School Board members approved a reopening plan on July 23. The 16-page plan lays out sanitation and social distancing procedures, where and what face coverings are allowed and what will happen if there is a positive COVID-19 case on campus. It does not address a plan for school closures due to COVID-19.

During public comment Thursday, a few educators and support personnel also addressed the School Board. The School Board also heard from Marian Phillips, president of the Nassau Educational Support Personnel Association.

“We have some valuable employees here, and if our employees aren’t working, it’s just going to deteriorate our economy that much more,” Phillips said.

Phillips asked the School Board to consider options for non-instructional district employees who may have to take a leave of absence due to COVID-19. She suggested allowing them to help with virtual instruction.

“The employees who are having to do this, to take the leave, that they be allowed to work from home on a computer and help these students so they can excel in their learning,” Phillips said.

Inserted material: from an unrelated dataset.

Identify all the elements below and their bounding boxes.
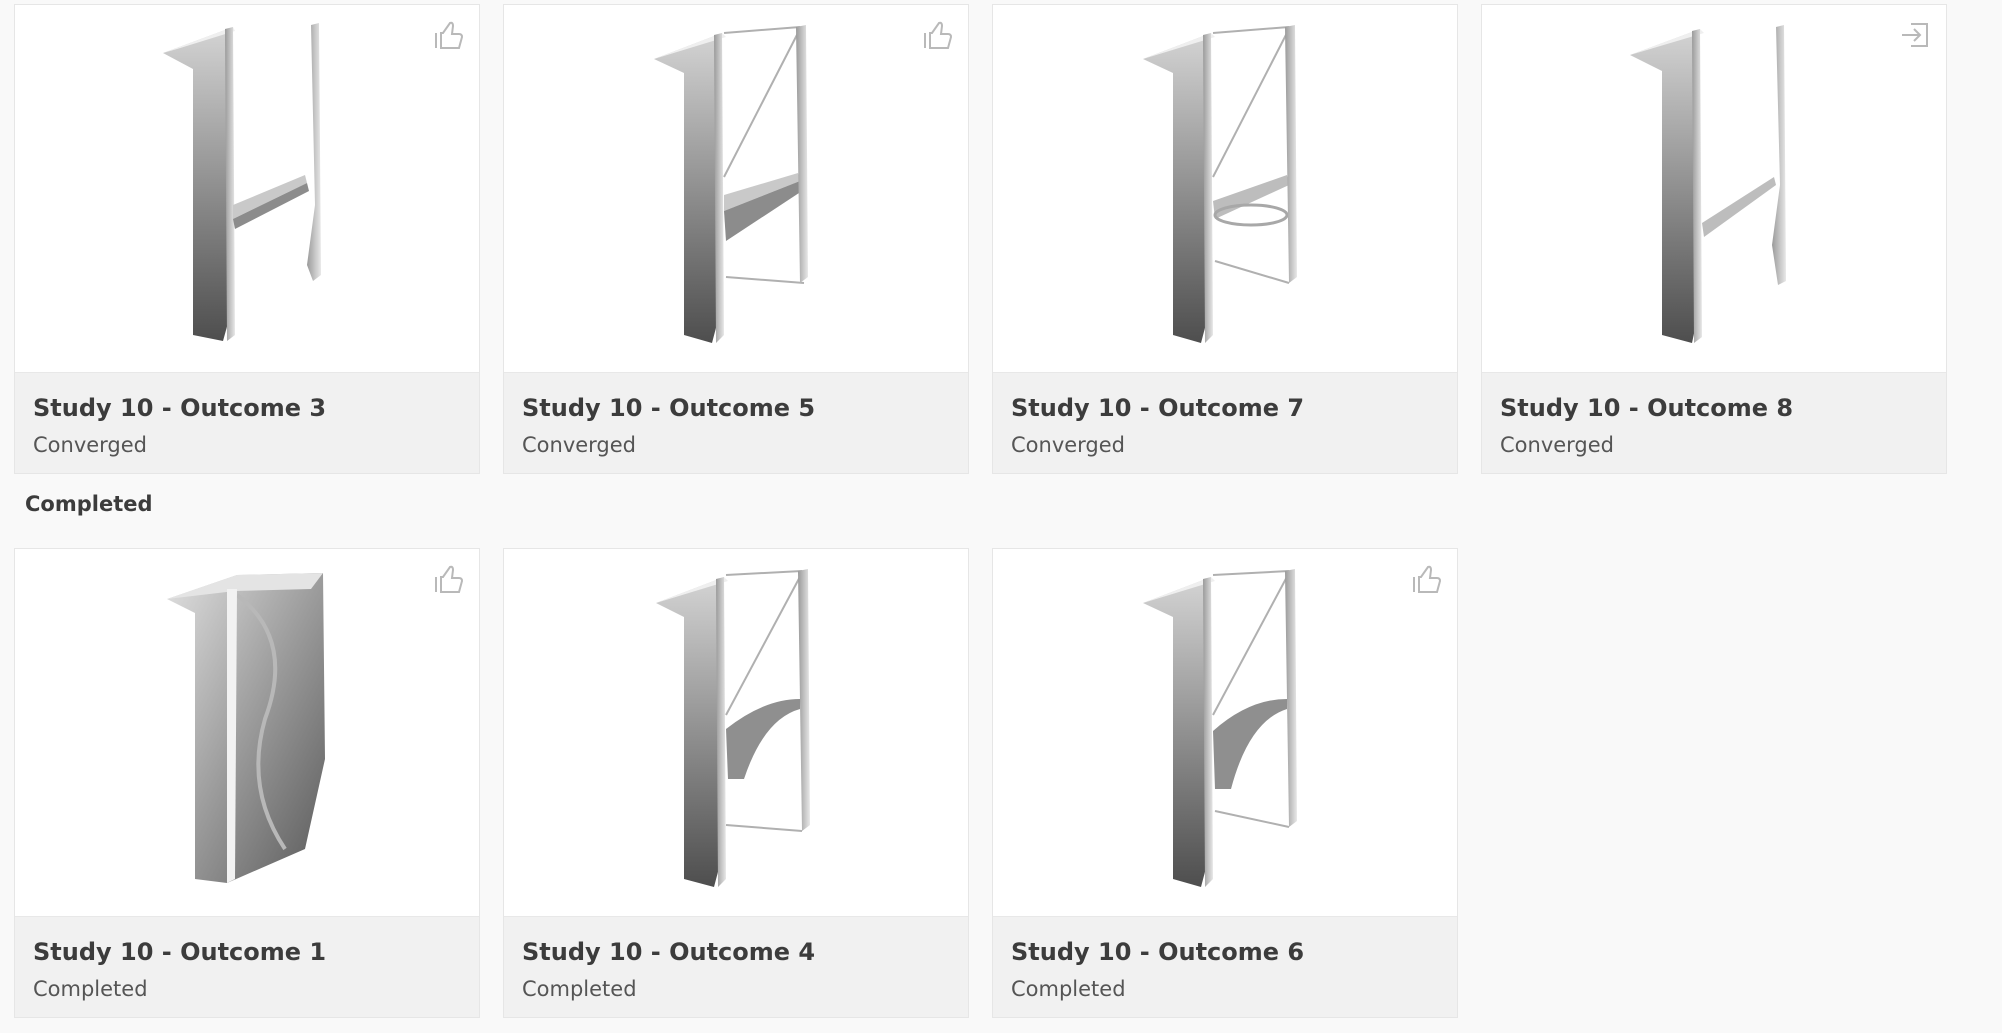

Nassau County Assistant Superintendent Mark Durham told News4Jax after the meeting that they’re taking NESPA’s suggestion into consideration, but anything would be on a case-by-case basis.

This week, Nassau County teachers started their Canvas training. It’s the online platform that’s supposed to provide a more fluid and seamless transition into virtual learning. Teachers can incorporate their existing Microsoft Teams or Google Classroom into Canvas.

Nassau County Superintendent Dr. Kathy Burns said at the end of the meeting that a lot of hard work has gone into preparing for children to come back and said she met with the health department this week to work on some additional safety protocols.

During Thursday’s meeting, School Board members also voted to add additional wording into its safety and security policies.

In an earlier version of this story, News4Jax reported the School Board would vote on whether Nassau County will replace its existing department of student safety with a school police department, which the district actually approved a couple of years ago.

“In our middle and high schools, we still use SROs from Nassau County Sherriff’s Office and Fernandina Beach Police Department,” Durham said. “Our police department provides officers at our nine elementary schools. Our decision to have a police department came after the Marjorie Stoneman Douglas legislation requiring trained, armed security personnel on all public school campuses in the state of Florida.”

Nassau County students and return to school on Aug. 24.